The movement appeared to be an organised attempt to assault Malaysian–Commonwealth outposts at Wallace Bay and potentially to seize control of the entire island. In response, the Royal Australian Navy frigate HMAS Yarra, then on station off Wallace Bay, conducted a series of shore bombardments against the advancing Indonesian troops, forcing their withdrawal.

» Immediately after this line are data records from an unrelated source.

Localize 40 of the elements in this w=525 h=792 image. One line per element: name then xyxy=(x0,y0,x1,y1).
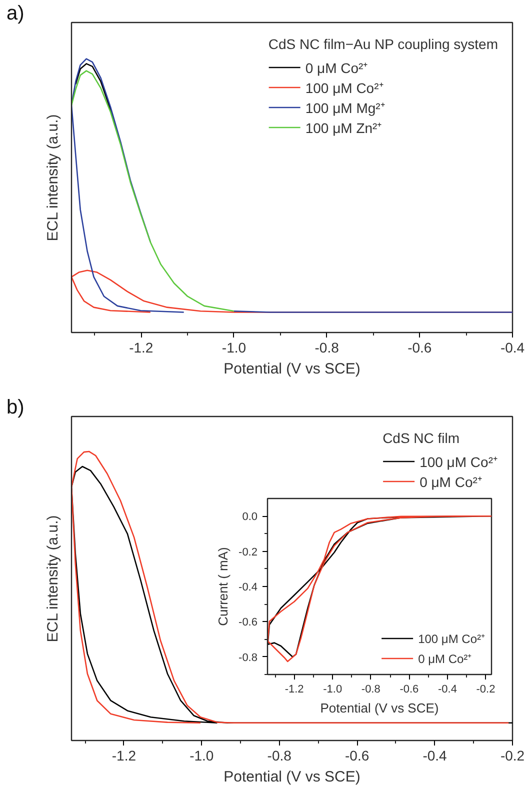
x-tick-label: -0.4 xyxy=(438,684,457,696)
x-tick-label: -0.4 xyxy=(500,340,525,356)
x-tick-label: -1.0 xyxy=(190,748,214,764)
y-axis-title: ECL intensity (a.u.) xyxy=(44,515,62,642)
x-axis-title: Potential (V vs SCE) xyxy=(224,360,360,378)
y-tick-label: -0.8 xyxy=(238,652,258,664)
x-tick-label: -1.2 xyxy=(284,684,304,696)
x-tick-label: -0.8 xyxy=(267,748,292,764)
x-tick-label: -0.8 xyxy=(314,340,340,356)
text: a) xyxy=(6,2,24,24)
y-tick-label: -0.2 xyxy=(238,546,258,558)
y-tick-label: -0.4 xyxy=(238,582,258,594)
x-tick-label: -1.0 xyxy=(222,340,246,356)
x-axis-title: Potential (V vs SCE) xyxy=(320,700,439,716)
legend-title: CdS NC film xyxy=(382,430,461,446)
legend-label: 0 μM Co²⁺ xyxy=(418,650,472,666)
legend-label: 0 μM Co²⁺ xyxy=(305,58,368,76)
legend-label: 100 μM Mg²⁺ xyxy=(305,98,386,116)
y-tick-label: -0.6 xyxy=(238,616,258,629)
x-tick-label: -0.6 xyxy=(408,340,432,356)
x-tick-label: -0.6 xyxy=(400,684,419,696)
legend-title: CdS NC film−Au NP coupling system xyxy=(268,36,498,52)
x-axis-title: Potential (V vs SCE) xyxy=(224,768,360,786)
y-axis-title: ECL intensity (a.u.) xyxy=(44,114,62,242)
legend-label: 100 μM Co²⁺ xyxy=(305,78,384,96)
x-tick-label: -1.2 xyxy=(129,340,154,356)
text: b) xyxy=(6,396,24,418)
y-tick-label: 0.0 xyxy=(242,511,258,524)
x-tick-label: -0.4 xyxy=(422,748,448,764)
x-tick-label: -1.0 xyxy=(323,684,342,696)
legend-label: 100 μM Zn²⁺ xyxy=(305,118,382,136)
legend-label: 100 μM Co²⁺ xyxy=(418,630,485,646)
legend-label: 0 μM Co²⁺ xyxy=(420,472,482,490)
legend-label: 100 μM Co²⁺ xyxy=(420,452,498,470)
x-tick-label: -1.2 xyxy=(112,748,136,764)
y-axis-title: Current ( mA) xyxy=(216,547,231,626)
x-tick-label: -0.2 xyxy=(500,748,525,764)
x-tick-label: -0.2 xyxy=(476,684,496,696)
x-tick-label: -0.6 xyxy=(345,748,370,764)
x-tick-label: -0.8 xyxy=(361,684,380,696)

Indonesian forces launched further attempts on 5 July and again on 10 July 1965, both of which were similarly repelled by naval gunfire from Yarra. Following these three repulsed incursions, no further large-scale Indonesian raids were attempted against Wallace Bay. According to official reports, Yarra fired a total of 70 rounds in shore bombardment over the course of the three engagements.

== Aftermath ==
Operation Khas concluded in July 1966, following a sustained halt in cross-border attacks by Indonesian forces from Kalimantan into East Malaysia. Although the operation had ended, many of the military bases and facilities established during the Indonesia–Malaysia Confrontation remained in use by Commonwealth armed forces—with the exception of the Wallace Bay base, which was decommissioned.

Post-conflict assessments revealed that the primary Indonesian units involved in cross-border incursions into Sabah were the Commando Operations Corps (now known as the Indonesian Marine Corps), the Army Para-Commando Regiment (present-day Kopassus), and the North Borneo Liberation Army (PARAKU) (Note: Alternatively known as the North Kalimantan People's Army.)—the paramilitary wing of the North Kalimantan Communist Party. Indonesian forces often deployed the less trained and poorly equipped PARAKU units to harass Malaysia–Commonwealth positions while reserving more organised and strategic raids for their professional commando forces.

Although hostilities between Indonesia and Malaysia ceased, a new wave of communist insurgency erupted within Malaysia beginning in 1968, lasting until 1989. Nonetheless, diplomatic relations between Malaysia and Indonesia steadily improved in the post-confrontation era, particularly under the leadership of Indonesia's second president, Suharto.